Premier Chapitre
FélineJ’ai depuis quelque temps cette image dans la tête de l’eau déchaînée d’une rivière qui se jette du haut d’une falaise et balaie tout sur son passage, se déverse dans le vide à une vitesse folle. Comme elle, certains poisons s’emparent de notre corps et notre esprit jusqu’à atteindre ce point de non-retour qui précède la chute et que nous redoutons. Cet instant où l’on comprend qu’il est trop tard pour éviter le précipice.
Je ne parle pas d’un poison mortel, mais de ce sentiment à la fois si envahissant, si destructeur, mais aussi si splendide que la plupart des humains convoitent tant. Et j’étais bien la dernière personne à avoir besoin de ressentir cela dans ma vie.
J’aurais pu continuer à vivre une existence discrète et sans grand intérêt à Astalia, cette cité de malheur, me contenter de mon simple travail et de mes très rares amis que j’avais eu tant de mal à garder malgré toutes ces épreuves. Devenir invisible était le meilleur moyen pour rester là-bas dans la tranquillité.
C’était tout ce que je demandais, de la tranquillité.
Qu’ils me fichent la paix, qu’ils oublient que je vis dans la même ville qu’eux, qu’ils cessent de me remarquer.

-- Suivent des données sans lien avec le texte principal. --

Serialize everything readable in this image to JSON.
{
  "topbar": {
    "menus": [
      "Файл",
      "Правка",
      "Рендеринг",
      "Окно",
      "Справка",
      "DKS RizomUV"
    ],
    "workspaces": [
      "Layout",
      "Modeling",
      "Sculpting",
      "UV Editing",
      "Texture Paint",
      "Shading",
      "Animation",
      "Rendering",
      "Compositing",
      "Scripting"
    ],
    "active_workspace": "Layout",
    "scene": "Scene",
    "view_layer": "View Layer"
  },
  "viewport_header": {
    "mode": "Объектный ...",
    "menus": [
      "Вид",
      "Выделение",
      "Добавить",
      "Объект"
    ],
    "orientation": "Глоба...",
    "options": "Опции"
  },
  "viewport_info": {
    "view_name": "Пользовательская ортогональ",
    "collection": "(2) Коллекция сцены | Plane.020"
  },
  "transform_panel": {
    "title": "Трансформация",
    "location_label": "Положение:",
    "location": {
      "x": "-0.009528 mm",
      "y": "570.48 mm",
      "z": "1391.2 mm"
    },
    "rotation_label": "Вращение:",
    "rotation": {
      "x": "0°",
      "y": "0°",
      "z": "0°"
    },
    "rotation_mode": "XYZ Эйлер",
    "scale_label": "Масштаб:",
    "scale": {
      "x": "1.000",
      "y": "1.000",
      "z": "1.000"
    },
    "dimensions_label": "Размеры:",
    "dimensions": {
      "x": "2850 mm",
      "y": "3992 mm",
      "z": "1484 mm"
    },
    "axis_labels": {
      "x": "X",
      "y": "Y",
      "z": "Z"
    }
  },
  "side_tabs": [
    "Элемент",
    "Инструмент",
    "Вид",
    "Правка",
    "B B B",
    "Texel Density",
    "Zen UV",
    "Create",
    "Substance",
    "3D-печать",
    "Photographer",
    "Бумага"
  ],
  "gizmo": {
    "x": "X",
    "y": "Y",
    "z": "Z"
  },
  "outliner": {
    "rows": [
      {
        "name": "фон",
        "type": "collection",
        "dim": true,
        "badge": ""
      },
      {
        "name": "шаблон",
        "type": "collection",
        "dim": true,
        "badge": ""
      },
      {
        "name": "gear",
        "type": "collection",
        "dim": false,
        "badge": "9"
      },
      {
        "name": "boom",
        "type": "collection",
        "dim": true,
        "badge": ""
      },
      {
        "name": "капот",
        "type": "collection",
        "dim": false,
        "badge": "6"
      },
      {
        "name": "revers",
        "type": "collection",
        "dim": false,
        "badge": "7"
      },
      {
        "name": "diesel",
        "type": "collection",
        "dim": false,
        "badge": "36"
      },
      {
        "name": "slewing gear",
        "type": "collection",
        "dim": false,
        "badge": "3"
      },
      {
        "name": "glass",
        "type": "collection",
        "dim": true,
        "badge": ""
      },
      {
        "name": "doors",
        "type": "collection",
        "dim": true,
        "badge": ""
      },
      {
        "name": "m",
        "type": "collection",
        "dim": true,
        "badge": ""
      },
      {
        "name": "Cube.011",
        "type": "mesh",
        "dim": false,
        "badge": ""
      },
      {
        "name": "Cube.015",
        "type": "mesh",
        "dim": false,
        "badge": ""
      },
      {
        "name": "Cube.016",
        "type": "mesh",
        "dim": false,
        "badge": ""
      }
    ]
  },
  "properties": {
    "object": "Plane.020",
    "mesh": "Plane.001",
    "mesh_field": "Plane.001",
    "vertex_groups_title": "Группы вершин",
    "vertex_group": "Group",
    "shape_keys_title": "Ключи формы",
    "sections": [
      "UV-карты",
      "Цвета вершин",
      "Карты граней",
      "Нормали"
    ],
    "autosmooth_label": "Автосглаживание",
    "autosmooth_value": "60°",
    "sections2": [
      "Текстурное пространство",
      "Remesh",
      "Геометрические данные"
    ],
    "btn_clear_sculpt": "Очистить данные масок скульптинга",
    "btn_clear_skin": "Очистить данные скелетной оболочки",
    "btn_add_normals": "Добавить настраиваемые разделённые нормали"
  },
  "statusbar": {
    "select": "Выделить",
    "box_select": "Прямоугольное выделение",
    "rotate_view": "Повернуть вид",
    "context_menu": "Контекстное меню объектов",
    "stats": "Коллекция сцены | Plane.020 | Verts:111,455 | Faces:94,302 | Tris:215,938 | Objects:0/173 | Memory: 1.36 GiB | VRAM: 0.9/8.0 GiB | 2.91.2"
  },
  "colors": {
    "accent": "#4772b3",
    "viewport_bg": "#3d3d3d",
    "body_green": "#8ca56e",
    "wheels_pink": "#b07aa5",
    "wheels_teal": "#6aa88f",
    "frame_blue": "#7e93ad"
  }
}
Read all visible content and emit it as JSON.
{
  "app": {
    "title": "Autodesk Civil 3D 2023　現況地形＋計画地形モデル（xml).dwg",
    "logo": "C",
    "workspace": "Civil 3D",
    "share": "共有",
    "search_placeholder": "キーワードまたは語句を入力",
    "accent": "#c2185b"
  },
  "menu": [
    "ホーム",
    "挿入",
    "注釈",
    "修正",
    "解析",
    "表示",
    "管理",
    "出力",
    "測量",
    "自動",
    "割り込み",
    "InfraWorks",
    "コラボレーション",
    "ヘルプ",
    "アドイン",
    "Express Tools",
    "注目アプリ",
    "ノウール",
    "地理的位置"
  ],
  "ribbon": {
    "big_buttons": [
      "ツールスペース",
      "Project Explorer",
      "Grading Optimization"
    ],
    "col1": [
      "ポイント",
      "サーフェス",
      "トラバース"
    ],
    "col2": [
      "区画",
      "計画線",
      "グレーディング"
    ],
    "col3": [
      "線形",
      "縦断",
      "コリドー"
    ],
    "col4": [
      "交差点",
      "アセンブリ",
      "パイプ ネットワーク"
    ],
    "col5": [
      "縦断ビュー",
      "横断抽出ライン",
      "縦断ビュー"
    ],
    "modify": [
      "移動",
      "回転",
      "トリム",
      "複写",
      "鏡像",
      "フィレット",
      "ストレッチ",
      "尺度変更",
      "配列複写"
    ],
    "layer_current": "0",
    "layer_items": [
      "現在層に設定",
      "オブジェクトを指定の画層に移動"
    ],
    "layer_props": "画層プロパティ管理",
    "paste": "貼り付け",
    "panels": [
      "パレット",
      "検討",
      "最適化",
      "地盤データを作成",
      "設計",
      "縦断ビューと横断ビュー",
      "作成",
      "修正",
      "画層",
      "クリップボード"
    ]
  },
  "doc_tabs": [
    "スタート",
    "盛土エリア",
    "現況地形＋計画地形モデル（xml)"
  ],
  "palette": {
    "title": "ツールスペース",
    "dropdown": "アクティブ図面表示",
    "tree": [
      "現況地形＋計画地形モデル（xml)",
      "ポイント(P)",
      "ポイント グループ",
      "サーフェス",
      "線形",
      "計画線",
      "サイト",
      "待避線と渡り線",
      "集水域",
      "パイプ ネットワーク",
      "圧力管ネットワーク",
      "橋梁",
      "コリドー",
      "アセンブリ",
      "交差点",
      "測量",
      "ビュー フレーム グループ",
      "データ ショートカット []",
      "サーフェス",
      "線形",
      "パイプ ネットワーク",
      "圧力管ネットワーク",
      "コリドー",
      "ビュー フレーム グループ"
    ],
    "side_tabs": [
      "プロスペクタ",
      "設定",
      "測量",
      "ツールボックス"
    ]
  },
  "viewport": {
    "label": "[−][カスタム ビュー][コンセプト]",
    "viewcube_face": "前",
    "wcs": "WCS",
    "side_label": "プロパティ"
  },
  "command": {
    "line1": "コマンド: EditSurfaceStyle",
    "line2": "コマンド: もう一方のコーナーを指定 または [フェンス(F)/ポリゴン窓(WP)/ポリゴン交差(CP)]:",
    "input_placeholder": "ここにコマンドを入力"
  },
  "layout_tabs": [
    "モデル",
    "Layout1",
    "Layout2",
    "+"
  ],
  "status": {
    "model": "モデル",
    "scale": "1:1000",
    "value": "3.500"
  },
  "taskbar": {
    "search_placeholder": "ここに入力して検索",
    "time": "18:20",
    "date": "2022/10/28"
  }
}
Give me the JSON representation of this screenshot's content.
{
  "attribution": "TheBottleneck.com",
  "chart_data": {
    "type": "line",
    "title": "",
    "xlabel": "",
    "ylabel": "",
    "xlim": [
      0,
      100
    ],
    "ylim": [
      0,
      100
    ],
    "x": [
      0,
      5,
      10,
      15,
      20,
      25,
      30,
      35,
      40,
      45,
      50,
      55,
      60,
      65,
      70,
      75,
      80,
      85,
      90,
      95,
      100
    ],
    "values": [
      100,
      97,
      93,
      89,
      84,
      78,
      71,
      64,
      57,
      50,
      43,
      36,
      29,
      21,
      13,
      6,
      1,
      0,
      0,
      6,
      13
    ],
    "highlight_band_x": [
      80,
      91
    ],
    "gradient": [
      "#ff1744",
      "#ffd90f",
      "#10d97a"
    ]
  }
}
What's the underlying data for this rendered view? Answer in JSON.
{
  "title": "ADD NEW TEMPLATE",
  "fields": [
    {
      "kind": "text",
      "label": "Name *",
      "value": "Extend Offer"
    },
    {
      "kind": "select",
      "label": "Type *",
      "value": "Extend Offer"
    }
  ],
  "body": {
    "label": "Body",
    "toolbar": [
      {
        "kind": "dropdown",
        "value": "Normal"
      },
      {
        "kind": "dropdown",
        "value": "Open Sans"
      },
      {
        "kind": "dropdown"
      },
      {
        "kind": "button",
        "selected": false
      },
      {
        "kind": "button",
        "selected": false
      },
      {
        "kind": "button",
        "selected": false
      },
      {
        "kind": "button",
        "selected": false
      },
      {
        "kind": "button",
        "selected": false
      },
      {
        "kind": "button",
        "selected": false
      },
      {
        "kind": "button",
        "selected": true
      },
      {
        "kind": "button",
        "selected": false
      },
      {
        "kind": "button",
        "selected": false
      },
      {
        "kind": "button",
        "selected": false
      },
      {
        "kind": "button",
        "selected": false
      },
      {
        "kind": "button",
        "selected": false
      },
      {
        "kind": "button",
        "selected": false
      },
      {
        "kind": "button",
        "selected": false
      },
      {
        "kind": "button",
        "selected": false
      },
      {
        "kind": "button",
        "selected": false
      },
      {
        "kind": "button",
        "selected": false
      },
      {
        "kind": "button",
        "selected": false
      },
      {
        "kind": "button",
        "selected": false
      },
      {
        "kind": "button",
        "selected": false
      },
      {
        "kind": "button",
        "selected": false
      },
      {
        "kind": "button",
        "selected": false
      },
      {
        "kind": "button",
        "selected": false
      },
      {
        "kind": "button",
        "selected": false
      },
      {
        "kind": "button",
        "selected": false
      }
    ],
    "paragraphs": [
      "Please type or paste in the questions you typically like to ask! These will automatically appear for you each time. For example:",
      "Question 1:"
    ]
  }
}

Et c’était ce que j’avais à peu près réussi à faire, mais c’était sans compter cette journée où rien ne présageait ce qui allait m’arriver. Mais aujourd’hui, sous ce ciel étoilé, bercée par le doux mouvement des vagues à quelques mètres de moi, le sable fin sous ma peau, je ne sais plus si ce matin-là était une punition ou finalement une chance du destin.
Cela fait quatre-vingt-trois jours que je suis ici, sur cette île étrange, pour faire face à un ennemi inattendu, et toutes mes convictions, mes certitudes sont en train d’être renversées.
À cause de lui.
Grâce à lui.
Parce que cet homme et moi nous sommes retrouvés, contre notre gré, dans cet endroit, et avons dû nous allier pour y survivre et trouver un moyen de s’en échapper. Lui, le demi-dieu chéri du clan des Merenis, moi, l’empoisonneuse bâtarde des Enchanteurs. Nous n’avions aucune raison pour un jour nous rapprocher et pourtant, à présent, nos deux vies sont étroitement mêlées.
Nous avons été emmenés ensemble sur cette île et, peut-être lors d’un coup de folie, je ne sais pas encore ce qu’il nous a pris, nous nous sommes fait la promesse de la quitter ensemble. Je n’avais jamais rien promis à personne de ma propre volonté, et je ne comprends pas vraiment pourquoi j’ai si facilement donné ma parole à mon ennemi depuis cinquante-cinq ans. Aussi longtemps, car nos natures magiques nous permettent de nous haïr pendant plusieurs siècles. Bien que ce soir, je ne sois pas certaine que ce soit de la haine que j’éprouve à son égard…
Étrangement, Astalia me manque. Notre maison, la ville dans laquelle j’ai toujours vécu, où j’ai connu tant de sombres moments, me manque. Cette ville dans laquelle la magie est encore présente, comme plusieurs autres à travers le monde.
Aujourd’hui, j’en suis très loin, dans un endroit magique, certes, mais à des milliers de kilomètres de chez moi.
Je ne mets que quelques minutes à m’endormir, sur cette plage, juste après que ce demi-dieu se soit installé à mes côtés, celui dont la présence suffit à balayer mes peurs et à me rassurer.
Armand.
Et je prends conscience que cette chute fatale est désormais inévitable, mais j’ignore si j’y survivrai ou non.